I noticed these women immediately when they came in and knew they would offer some form of entertainment before the night was through. They were dressed to the nines for their special night out to see Pink Floyd. “Nines” meaning extremely low-cut halter tops, too much makeup and honest-to-god glitter. Glitter. I didn’t realize you could even buy glitter anymore, unless it came in a roll-on tube with her teenage daughter’s Taylor Swift CD. They were both sunburned and had used too much face powder to try to deny it. They were a mess but weren’t letting that stop them from throwing out the giggle-vibes to the enthusiastic-twins. Taking a cue from the creepy brothers, I was now openly staring at the debacle unfolding before my eyes. They were whispering, giggling, leaning in and flipping their crispy-blonde hair. All of their best moves were showcased and I almost felt privileged to see it. During one of the lean-ins I caught a glimpse of Tammy’s upper arm. (There’s an 85% chance that her name was actually Tammy.) There, etched into her doughy flesh was a tribal arm-band tattoo. With a butterfly as the centerpiece. Tell me her name isn’t Tammy. I scoffed, of course, but chalked it up to a white-trash 90s mistake. After all, I have tragedy-comedy masks on my hipbone (where a bone presumably is) from 2003. Then I noticed that it was glistening. Not glittering like her browbones, but glistening. As if it had a sheen of Bacitracin to protect it from infection in its infancy. It was a NEW butterfly-tribal-armband tattoo. NEW. I can forgive the Nick Lachey’s of the world for their ridiculous tribal armbands because they were slaves to the aesthetic trends of the 90s. I cannot and will not forgive a modern choice to tattoo that on one’s body. I just can’t. It wasn’t even done ironically. Not unless she was living her entire life ironically. If that was the case then she’s the best hipster I’ve ever seen. Ever.

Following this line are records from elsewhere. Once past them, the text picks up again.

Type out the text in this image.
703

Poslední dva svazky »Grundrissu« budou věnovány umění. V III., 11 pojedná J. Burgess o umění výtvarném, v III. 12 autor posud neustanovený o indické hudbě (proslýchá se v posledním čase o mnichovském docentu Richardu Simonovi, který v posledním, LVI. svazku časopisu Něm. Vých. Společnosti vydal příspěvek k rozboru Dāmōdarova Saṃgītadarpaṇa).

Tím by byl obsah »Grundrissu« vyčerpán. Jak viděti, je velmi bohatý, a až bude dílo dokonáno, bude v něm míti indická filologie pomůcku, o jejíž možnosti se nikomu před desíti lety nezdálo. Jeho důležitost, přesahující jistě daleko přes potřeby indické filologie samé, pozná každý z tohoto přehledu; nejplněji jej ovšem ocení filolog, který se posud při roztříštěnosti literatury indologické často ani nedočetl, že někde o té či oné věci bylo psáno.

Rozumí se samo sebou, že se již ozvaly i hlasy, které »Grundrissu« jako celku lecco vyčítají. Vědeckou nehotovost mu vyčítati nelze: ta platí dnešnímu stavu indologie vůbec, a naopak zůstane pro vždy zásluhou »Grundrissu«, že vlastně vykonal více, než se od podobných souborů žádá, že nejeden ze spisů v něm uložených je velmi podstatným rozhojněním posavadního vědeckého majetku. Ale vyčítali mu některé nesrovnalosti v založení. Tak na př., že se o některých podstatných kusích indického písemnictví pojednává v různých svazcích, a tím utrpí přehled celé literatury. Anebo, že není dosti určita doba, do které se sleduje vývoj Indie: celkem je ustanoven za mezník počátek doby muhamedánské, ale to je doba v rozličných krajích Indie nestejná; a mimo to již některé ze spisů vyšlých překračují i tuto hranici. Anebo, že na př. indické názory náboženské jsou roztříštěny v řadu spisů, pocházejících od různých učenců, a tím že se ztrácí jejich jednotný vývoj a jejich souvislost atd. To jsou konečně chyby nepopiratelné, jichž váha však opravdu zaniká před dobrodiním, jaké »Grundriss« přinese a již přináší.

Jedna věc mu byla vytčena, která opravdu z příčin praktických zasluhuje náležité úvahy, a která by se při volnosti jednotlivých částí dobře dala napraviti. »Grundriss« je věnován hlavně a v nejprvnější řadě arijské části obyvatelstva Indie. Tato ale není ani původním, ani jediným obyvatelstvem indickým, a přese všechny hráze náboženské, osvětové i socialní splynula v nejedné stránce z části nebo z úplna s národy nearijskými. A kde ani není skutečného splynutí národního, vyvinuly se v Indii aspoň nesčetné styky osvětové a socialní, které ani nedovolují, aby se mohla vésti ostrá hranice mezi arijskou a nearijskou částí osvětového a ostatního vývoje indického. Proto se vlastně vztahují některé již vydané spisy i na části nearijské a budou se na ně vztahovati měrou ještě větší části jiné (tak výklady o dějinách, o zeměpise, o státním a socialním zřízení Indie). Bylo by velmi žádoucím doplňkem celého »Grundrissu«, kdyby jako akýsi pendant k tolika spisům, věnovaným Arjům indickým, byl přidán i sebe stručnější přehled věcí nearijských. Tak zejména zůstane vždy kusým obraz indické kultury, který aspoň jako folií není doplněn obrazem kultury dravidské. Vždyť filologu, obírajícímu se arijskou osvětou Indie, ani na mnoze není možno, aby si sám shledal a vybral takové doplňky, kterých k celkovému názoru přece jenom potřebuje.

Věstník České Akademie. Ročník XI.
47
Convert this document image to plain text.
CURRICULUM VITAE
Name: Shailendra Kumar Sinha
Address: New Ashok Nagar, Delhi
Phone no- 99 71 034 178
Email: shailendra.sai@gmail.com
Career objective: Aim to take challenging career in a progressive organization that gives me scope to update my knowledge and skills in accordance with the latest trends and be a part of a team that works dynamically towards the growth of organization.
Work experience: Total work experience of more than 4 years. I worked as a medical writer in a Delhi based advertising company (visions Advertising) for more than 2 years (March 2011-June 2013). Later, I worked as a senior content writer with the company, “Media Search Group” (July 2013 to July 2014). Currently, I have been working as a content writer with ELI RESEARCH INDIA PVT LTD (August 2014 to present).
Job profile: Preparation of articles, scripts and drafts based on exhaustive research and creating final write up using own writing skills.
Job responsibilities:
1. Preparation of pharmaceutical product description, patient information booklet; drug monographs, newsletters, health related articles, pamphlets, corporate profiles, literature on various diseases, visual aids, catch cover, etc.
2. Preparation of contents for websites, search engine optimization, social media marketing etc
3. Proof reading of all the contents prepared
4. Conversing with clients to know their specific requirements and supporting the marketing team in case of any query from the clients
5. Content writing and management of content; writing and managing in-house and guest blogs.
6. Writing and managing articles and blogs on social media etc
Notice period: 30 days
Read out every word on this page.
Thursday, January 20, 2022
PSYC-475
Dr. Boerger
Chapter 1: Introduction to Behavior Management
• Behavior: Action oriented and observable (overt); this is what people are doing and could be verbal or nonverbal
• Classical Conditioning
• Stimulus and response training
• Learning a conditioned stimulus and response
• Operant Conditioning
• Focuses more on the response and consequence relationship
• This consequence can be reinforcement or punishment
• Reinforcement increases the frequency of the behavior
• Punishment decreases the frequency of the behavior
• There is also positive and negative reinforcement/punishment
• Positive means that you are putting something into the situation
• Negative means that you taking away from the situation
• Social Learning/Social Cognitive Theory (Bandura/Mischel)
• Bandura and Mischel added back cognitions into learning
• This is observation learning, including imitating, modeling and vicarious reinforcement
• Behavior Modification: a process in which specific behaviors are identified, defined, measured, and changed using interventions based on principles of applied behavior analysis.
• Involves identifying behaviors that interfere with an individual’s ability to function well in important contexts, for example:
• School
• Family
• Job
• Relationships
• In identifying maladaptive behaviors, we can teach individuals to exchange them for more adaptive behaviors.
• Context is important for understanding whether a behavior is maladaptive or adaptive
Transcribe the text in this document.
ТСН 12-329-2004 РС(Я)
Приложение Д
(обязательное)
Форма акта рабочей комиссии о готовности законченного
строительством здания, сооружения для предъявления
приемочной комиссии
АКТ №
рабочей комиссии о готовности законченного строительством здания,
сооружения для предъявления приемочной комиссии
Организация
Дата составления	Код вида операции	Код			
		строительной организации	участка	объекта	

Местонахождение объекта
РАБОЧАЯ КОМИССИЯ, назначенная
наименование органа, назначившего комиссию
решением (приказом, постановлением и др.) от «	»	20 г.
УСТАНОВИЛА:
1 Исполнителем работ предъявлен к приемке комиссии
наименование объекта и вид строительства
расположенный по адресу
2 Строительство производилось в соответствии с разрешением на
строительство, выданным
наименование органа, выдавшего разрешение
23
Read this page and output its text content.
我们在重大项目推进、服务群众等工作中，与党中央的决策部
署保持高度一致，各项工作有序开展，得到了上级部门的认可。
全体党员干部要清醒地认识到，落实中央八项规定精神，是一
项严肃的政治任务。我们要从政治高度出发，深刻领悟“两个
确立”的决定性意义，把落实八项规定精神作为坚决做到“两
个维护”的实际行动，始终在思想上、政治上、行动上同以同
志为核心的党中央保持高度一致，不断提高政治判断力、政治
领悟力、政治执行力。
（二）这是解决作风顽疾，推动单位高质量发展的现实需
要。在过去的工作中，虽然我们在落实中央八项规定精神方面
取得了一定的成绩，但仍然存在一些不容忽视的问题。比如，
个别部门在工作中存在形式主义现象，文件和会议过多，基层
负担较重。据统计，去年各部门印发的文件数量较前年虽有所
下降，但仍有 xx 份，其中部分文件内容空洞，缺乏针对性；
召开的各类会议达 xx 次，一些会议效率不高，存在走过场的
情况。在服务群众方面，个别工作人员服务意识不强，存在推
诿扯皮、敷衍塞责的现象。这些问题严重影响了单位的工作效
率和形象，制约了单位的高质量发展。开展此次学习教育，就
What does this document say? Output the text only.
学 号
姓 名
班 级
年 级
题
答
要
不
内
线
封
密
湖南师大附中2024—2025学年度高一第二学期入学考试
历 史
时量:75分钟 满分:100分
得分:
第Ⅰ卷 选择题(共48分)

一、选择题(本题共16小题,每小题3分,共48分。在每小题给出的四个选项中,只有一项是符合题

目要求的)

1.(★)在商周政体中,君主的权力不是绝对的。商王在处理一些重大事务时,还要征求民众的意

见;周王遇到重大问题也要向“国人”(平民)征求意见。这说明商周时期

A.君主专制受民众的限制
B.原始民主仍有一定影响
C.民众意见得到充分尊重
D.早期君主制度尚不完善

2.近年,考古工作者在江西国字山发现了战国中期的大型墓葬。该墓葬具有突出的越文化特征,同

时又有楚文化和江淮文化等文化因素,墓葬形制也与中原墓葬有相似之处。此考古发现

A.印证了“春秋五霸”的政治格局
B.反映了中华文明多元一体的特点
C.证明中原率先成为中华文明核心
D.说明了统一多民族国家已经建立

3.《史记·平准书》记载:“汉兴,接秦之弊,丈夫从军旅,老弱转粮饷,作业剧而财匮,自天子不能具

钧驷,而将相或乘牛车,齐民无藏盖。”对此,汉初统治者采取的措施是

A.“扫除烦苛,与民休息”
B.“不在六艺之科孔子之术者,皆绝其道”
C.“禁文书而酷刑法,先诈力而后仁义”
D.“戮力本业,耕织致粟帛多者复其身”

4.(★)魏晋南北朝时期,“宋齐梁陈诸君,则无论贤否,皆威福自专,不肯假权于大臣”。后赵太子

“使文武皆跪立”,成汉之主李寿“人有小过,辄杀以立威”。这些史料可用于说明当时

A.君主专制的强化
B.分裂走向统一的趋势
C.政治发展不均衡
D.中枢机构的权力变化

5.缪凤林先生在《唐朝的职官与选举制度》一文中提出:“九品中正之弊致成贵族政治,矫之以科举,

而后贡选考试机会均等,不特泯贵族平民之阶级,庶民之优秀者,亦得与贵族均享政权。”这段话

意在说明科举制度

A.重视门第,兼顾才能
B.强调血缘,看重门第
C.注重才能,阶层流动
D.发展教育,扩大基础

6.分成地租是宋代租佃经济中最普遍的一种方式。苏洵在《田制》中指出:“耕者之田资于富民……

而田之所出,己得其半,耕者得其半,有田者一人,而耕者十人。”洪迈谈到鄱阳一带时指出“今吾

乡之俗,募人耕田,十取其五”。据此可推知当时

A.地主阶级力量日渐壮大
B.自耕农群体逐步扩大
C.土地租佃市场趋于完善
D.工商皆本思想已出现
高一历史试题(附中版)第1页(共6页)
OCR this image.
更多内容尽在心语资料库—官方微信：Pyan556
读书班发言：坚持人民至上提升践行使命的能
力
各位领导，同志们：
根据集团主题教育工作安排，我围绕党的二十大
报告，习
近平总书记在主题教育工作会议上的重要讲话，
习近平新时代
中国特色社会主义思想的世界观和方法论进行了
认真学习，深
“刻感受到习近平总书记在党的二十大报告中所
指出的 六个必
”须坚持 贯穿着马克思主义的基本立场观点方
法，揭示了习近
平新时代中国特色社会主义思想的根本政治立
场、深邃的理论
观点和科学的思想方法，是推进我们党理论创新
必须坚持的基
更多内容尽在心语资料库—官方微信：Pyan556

Growing bored with Tammy and company (and a little nervous one of them might try to fight me, trailer park-style) I turned my attention to two gentlemen who had been standing on my left. One looked normal enough, although he was wearing a Pink Floyd T-shirt to a Pink Floyd concert, which is an obvious indicator of dorkdom. The other was an older man, probably in his 50s, with an overgrown bowl-cut sitting underneath his dirty trucker hat. He had 80s-style glasses, a pedo-stache and the biggest pot-belly I’ve ever seen. I’m pretty sure he was wearing Wranglers. I said a quick hello and put a napkin over my wine to indicate that I would be back to my seat after I went to the bathroom. The molestache man leaned over to me and said, “Don’t worry hun, I’ll watch your drink for you” in a soft, breathy voice. I’m sure the irony was lost on him.
I should have cut my losses and gone home after that, but then people I know and like started trickling in and I lost my will to make good decisions. People I like rarely make good blog-fodder so I’ll leave you with only the early portion of my evening.